West Virginia voters have just been made the victims of a fraud — we were sold one thing by Jim Justice and he has now delivered another. It did not take him long to reveal the fraud, suggesting that it was intended from the beginning.  In Huntington with Donald Trump on August 3, 2017, Justice announced that he was switching parties from Democrat to Republican. Recall that this is a man who switched party affiliations from Republican to Democrat in February 2015 so he could run for Governor on the Democrat ticket. He was elected in November 2016, a mere nine months before switching back to Republican again. In front of a cheering crowd who had booed him just moments before, Justice explained that “I just can’t help you anymore being a Democrat governor.” This bait and switch had far less to do with Justice’s desire to be an effective governor than with his lack of character.

It’s easy to dispose of Justice’s claim that being a Democrat governor limited his effectiveness during the recent budget fiasco. When his proposed budgets were first introduced to the Legislature they involved generating new revenues and preserving the spending necessary to retain the state’s social fabric. He got wide support for this from the Democrats but little support from the Republicans. As the debate wore on, however, Justice abandoned the progressive aspects of his budget and began caucusing with the far-right Senate Republicans in their effort to cut income taxes.

These income tax cuts were not only opposed by Democrats, but also by House Republicans. Since Republicans control the House of Delegates, it was Justice’s inability to deal with them that ultimately frustrated him. But actually being a registered Republican would not have improved his effectiveness.  He had already taken up with the right fringe in the Senate and begun to act like a Republican. Instead it was his poor policy choices, frequent course reversals and shallowness that caused his ineffectiveness. He has poor political instincts and is simply not a leader.

There is no question, however, that Justice’s switch of party affiliation has damaged the already lame Democrat party. That party has been able to elect only one Democrat out of five Congressional representatives and now all in the state’s elected leadership are Republican. Sen. Joe Manchin, who is reputed to have recruited Justice to switch parties to Democrat and run for governor, looks like a fool. So does current State Democrat Party Chair Belinda Biafore, who claims that Justice duped her, not to mention former Democrat Party Chair Nick Casey, who is Justice’s Chief of Staff. Calls for a shake-up of Democrat party leadership have already begun. Former West Virginia Senate President Jeff Kessler, a respected Democrat who lost to Justice in the 2016 primary, said “It’s time for a change at the top . . . They need some new leadership at the Democrat chair.”

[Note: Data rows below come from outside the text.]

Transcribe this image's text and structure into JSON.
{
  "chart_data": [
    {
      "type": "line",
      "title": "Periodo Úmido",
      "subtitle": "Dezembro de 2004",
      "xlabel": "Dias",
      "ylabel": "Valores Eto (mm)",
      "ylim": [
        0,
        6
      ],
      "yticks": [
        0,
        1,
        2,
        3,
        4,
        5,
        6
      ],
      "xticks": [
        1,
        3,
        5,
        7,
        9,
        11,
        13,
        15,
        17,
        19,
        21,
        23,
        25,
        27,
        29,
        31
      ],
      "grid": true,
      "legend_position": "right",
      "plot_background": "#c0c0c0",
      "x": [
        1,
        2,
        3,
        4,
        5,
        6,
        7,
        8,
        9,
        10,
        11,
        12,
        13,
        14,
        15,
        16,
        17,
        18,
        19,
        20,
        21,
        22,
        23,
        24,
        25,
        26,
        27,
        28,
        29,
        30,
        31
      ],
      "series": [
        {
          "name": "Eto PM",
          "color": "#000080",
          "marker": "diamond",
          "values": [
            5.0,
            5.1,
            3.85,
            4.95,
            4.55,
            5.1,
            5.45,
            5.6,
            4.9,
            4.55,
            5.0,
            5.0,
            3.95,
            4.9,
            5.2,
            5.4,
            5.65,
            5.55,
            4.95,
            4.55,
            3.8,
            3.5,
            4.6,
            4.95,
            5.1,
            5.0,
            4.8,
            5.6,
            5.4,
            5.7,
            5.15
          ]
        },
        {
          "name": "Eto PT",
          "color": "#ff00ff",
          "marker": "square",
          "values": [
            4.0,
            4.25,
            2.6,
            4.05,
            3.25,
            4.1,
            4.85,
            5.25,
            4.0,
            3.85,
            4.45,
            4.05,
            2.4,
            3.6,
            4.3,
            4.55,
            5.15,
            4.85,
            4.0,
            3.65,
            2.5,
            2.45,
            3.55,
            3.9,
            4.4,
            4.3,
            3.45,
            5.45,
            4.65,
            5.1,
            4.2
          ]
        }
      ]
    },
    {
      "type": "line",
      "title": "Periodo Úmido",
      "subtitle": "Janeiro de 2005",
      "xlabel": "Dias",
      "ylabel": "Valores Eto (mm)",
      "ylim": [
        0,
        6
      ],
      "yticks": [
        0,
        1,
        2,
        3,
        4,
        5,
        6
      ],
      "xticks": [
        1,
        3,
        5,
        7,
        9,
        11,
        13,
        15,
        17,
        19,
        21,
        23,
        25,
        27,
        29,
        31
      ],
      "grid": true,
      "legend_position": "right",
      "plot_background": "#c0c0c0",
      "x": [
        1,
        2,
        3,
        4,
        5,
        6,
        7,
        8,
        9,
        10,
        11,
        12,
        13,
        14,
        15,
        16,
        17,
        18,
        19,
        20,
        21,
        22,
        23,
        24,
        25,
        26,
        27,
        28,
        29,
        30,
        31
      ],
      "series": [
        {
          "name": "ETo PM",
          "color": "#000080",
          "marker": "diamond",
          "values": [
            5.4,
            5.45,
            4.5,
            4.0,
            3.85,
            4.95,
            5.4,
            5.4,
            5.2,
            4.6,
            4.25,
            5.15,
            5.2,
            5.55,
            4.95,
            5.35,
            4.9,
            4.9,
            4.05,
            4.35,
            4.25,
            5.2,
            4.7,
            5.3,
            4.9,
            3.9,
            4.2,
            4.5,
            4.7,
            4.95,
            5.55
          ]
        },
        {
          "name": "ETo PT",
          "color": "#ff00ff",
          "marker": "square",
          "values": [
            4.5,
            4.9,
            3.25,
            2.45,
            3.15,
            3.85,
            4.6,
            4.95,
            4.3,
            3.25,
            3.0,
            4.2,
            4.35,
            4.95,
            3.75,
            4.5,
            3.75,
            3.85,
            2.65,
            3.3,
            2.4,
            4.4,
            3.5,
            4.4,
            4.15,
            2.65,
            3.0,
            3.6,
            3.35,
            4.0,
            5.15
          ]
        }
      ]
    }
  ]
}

Nobody looks good in this. The Republicans have their own problems welcoming back to their party a governor they were happy to lampoon just days ago. The Republican Governor’s Association said in November 2015 that Justice was “a selfish businessman who consistently put his interests before anyone else’s, especially taxpayers.” The West Virginia Republican Party said in July 2017 that “Jim Justice embarrasses our state every single day.” These statements were catalogued by the Democratic Governor’s Association, who are now firing their own invective at Justice when formerly they embraced him. The hypocrisy on both sides of this sad event makes you want to take a shower.

Not all politicians lack character.  One thinks immediately of Sen. John McCain on the Republican side and former President Obama on the Democrat side. But if character is the trait of steadfastness to principle when the going gets tough, Jim Justice has failed us miserably. It is hard even to see what he hopes to gain from this switch of party affiliations. Perhaps he expects larger campaign contributions from Republicans than he raked in from the Democrats whom he deceived in 2016. Maybe he wants to bask in the Mar-A-Lago sun. One thing is certain, though. The question of what he has to gain is the right question to ask.